Luca Oldani complète le tableau de famille dans le rôle du gogo de service.
Toute la troupe donne de la voix sur des chansons originales composées par François Fouqué, tantôt envolées lyriques, numéros de cabarets, balades jazz, ou encore airs guillerets inscrits dans les stéréotypes de la comédie musicale.
En dépit de la dominante licencieuse des paroles, quelques unes de ces chansons, pas toujours polissonnes, montrent l’élégance avec laquelle l’auteur sait aussi manier la plume. On se prend alors à regretter qu’il incombe aux interprètes les moins doués vocalement de les interpréter.
Cabrioles, surprises et catastrophes en tout genre rythment ce spectacle atypique qui donne le tournis. Et on ne vous dis pas tout ! Comme le reste de la salle, nous avons prêté le serment de ne pas révéler les secrets que recèle cette aventure théâtrale dingo. Il vous faudra y aller pour le voir… et pour le croire !

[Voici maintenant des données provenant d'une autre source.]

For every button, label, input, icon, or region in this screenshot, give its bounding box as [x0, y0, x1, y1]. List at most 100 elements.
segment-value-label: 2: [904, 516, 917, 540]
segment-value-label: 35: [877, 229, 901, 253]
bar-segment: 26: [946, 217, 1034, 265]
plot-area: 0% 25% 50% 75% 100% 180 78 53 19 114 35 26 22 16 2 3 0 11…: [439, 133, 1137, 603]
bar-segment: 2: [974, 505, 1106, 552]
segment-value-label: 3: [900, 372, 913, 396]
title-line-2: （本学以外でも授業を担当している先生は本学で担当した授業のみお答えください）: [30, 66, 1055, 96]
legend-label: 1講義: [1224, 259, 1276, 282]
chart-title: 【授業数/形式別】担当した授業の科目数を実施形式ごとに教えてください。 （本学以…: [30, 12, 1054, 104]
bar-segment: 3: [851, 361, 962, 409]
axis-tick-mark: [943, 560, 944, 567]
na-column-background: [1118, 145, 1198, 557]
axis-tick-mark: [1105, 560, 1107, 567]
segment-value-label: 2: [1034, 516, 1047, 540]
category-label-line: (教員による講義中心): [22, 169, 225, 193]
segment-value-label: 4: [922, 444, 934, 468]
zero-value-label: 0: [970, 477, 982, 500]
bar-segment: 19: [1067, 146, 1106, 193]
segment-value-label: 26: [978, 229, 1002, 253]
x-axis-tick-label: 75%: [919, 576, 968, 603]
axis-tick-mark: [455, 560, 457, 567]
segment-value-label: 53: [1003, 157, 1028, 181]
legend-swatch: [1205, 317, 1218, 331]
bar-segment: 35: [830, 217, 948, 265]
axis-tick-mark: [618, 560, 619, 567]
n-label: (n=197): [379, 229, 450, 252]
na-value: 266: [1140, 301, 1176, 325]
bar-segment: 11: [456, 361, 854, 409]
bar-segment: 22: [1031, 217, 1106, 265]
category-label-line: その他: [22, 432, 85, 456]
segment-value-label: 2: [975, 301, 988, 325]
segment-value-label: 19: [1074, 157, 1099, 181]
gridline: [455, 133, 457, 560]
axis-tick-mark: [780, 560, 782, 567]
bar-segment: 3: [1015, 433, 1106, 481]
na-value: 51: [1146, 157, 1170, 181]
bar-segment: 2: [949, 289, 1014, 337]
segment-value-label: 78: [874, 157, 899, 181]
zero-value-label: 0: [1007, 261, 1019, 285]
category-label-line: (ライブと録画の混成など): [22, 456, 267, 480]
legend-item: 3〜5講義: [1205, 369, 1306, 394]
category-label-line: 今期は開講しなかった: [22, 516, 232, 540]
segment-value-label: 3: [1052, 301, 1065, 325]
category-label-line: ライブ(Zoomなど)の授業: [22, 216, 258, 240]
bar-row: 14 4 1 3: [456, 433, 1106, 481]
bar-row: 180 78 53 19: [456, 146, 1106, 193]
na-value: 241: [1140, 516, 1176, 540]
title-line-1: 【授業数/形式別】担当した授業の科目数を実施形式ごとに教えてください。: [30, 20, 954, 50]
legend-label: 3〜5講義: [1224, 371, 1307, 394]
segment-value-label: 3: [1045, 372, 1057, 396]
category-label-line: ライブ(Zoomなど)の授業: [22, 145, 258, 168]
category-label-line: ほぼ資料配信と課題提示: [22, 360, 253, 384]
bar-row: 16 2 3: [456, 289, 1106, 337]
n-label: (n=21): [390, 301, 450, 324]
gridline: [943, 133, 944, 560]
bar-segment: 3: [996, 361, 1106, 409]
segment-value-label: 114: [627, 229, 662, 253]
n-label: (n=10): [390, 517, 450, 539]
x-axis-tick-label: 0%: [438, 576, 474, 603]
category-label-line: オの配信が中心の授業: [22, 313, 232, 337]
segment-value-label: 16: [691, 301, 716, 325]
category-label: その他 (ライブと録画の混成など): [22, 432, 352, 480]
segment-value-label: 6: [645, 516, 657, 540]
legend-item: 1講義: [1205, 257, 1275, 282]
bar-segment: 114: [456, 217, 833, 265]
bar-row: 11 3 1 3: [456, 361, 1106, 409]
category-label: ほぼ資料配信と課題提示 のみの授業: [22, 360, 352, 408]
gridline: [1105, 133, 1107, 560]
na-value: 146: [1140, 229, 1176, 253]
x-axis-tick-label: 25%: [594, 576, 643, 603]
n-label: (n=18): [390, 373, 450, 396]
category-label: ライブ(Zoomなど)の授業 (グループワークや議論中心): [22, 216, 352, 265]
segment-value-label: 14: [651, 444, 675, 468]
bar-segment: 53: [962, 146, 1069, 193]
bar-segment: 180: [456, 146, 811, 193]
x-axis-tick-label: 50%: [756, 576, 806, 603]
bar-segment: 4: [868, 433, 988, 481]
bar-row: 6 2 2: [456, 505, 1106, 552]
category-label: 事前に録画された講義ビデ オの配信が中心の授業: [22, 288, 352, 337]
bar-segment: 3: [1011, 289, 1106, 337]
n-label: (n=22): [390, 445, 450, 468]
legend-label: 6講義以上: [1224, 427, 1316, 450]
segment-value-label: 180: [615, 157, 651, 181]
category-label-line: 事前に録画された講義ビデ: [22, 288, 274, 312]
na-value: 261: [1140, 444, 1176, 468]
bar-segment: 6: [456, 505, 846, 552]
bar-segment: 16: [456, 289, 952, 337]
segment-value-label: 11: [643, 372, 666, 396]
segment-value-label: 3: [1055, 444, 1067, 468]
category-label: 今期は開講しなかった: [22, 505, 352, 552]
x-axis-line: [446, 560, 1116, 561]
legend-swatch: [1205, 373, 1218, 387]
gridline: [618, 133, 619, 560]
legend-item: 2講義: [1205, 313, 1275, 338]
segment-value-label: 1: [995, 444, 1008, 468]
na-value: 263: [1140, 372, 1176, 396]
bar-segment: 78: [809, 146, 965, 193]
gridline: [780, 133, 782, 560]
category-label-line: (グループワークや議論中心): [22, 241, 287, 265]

Le Gros, la Vache et le Mainate, de Pierre Guillois
Du 7 février au 3 mars 2012
Du mardi au samedi à 21h, le dimanche à 15h
Au Théâtre du Rond-Point
2 bis, avenue Franklin D. Roosevelt – 75008 Paris
Et en tournée : le 6 mars au Piano’cktail (Bougenais) ; les 9 et 10 mars au Grand R (La Roche sur Yon) ; le 17 mars à la Coupole (Saint-Louis) ; les 3 et 4 avril à la Maison de la Culture (Amiens) ; les 11 et 12 avril à la Halle aux Grains (Blois) ; du 26 au 29 avril au Théâtre du Jorat (Mézières) ; le 15 mai au Théâtre d’Alençon (Alençon).
Texte de Pierre Guillois ; musique
de François Fouqué ; mise en scène de Bernard Menez ; scénographie d’Audrey Vuong ; costumes d’Axel Aust ; lumières de Jean-Yves Courcoux ; chef de chant : Céline Bothorel ; chorégraphies de Sophie Tellier.
Avec : Pierre Guillois en alternance avec Gregory Gerreboo, Olivier Martin-Salvan, Jean-Paul Muel, Luca Oldani et Pierre Vial. Au piano : Laurian Daire en alternance avec Chris Cody.